And terrible results.
Amazing results actually -like you said- considering the early effort, and the non specialty of the AI model used, it's an old not so stable model called Runway Gen 3, most probably running on commercial level hardware. It's not Sora running on a supercluster of H100s or anything. It's also more successful with slow motion with less artifacts.
The original sentiment in this recent discussion was what would it take to achieve photorealism. Glitches and issues that are tolerable in computer games miss that target. So you could have a future where games are approaching photorealism in 5 years, say, but aren't confused with TV because of all the artifacts and issues.
Even after achieving photo-realsim, games will still be easily distinguishable from TV scenes, because photo-realism is not the same as physics-relaism, the way things move and interact (animation, particles, destruction, weight, ..etc) is an entirely different problem than the way things look. Sweeny's comment only refers to the way things look (photo-realism), however physics-relaism is an order of magnitude more difficult to solve.
So this whole (non distinguishable from TV) point doesn't really matter, we won't achieve it anyway until we solve physics-relaism, which needs even more hardware power and new algorithms.
You say they have things like hair physics and cloth physics, but these don't move right
They are more convincing though, especially vs the current gaming tech where they don't move at all or move in all the wrong ways.
How much effort will it be to create a ground truth for one game, let alone a model that can handle any and every game?
Why would the model handle every game? it's enough in the beginning to handle the situation in a game by game basis, until it accumulates enough data. We don't need every game to be AI enhanced, a select few titles with advanced visuals are enough in the beginning, just like Path Tracing now.
1) Your examples aren't realtime. Creating blobby pseudovideo with odd issues takes a lot of time and processing power. You need a massive improvement just to get these results in realtime.
I honestly think these videos don't take that many hours to render, the channels on YouTube are making dozens every week, they are most probably running on consumer level hardware as well, so using a specialized hardware will make things faster for sure.
I already gave an estimate on how things will progress regarding that point, maybe in 4 to 6 years GPUs will have more TOPs than FLOPS, and thus will be powerful enough to do 720p30, and upscale it using more advanced machine learning algorithms to the desired resolution and frame rate.
See here, an AI model running on a single H100 rendered a Minecraft clone entirely using AI with a 720p20 fidelity in
realtime.
Oasis is the first playable, real-time, open-world AI model that takes users' input and generates real-time gameplay, including physics, game rules, and graphics.

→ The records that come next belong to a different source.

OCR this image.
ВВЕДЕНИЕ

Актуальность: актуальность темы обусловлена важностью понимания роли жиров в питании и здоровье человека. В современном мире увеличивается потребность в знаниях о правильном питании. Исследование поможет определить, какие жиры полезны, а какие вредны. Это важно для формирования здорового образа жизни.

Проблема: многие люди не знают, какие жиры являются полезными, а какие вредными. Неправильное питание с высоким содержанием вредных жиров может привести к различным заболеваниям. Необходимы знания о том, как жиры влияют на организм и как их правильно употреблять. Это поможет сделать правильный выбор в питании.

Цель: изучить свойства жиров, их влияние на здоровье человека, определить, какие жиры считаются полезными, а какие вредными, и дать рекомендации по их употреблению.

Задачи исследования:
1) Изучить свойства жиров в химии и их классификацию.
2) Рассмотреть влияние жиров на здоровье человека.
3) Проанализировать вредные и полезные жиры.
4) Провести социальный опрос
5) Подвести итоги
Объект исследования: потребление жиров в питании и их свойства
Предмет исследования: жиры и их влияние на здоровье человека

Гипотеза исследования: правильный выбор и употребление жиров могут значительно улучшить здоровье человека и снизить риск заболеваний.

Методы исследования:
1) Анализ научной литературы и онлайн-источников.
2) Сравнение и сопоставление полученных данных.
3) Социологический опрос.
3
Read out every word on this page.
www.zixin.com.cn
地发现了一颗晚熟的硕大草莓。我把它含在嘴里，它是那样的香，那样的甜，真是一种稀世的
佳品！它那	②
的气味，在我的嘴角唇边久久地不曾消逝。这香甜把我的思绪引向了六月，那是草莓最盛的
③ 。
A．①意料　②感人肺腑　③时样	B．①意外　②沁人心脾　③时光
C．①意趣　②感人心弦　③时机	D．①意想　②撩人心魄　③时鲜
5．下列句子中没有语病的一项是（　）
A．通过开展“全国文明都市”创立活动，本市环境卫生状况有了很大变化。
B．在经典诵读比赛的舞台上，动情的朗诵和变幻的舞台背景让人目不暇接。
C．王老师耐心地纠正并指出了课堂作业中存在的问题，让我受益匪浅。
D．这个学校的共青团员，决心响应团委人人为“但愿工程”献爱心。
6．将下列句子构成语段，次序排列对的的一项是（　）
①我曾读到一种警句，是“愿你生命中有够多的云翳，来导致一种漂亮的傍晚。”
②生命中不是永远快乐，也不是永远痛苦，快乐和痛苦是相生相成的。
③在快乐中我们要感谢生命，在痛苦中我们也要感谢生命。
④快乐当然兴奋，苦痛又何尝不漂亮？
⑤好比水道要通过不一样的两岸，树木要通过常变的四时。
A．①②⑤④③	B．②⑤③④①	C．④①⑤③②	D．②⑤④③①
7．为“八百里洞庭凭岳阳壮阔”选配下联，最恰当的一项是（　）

The gaming industry is about to get massively disrupted. Instead of using game engines to power games, we are now witnessing an entirely new and crazy concept. A startup specializing in designing ASICs specifically for Transformer architecture, the foundation behind generative AI models like...
www.techpowerup.com
Google also ran Doom with 20fps on a single TPU in realtime.
Diffusion Models Are Real-Time Game Engines
gamengen.github.io
So things are advancing faster than we anticipate, in a single year models are often updated several times with new capabilities and faster processing, AI hardware is also released every 2 years now with often 2x to 3x more hardware power, unlike the traditional rendering where hardware speed and software advancements seems to have slowed down significantly. AI is advancing much much faster than traditional software.
This wonderful photorealistic future is by no means a certainty.
We won't get there immediately of course, we will have to go through baby steps first, explained below.
I think there are some areas ML would be very effective. My instinct is you could ML lighting on top of conventional geometry. You might also be able to ML enhance a game so lower rendering quality can be enhanced to Ultra quality, and you could train an ML on a better-than-realtime model to enhance the base model
I agree, but my premise is that we will start to with simpler things first like a post process technique to enhance hair, fur, fires, water, particles, clothes and other small screen elements .. etc, coupled with motion vectors and other game engines data, the results should be great and move in a convincing manner.
Enhancing textures is also a strong possibility, we already have a prototype of replacing textures in a game editor (RTX Remix) in real time, could be possible with further developments. Enhancing lighting is also another strong candidate in the beginning, just not the very beginning, maybe down the road a little.
And just like that, AI will be enhancing rendering one thing a time, bit by bit and piece by piece, until it's all enhanced in the end.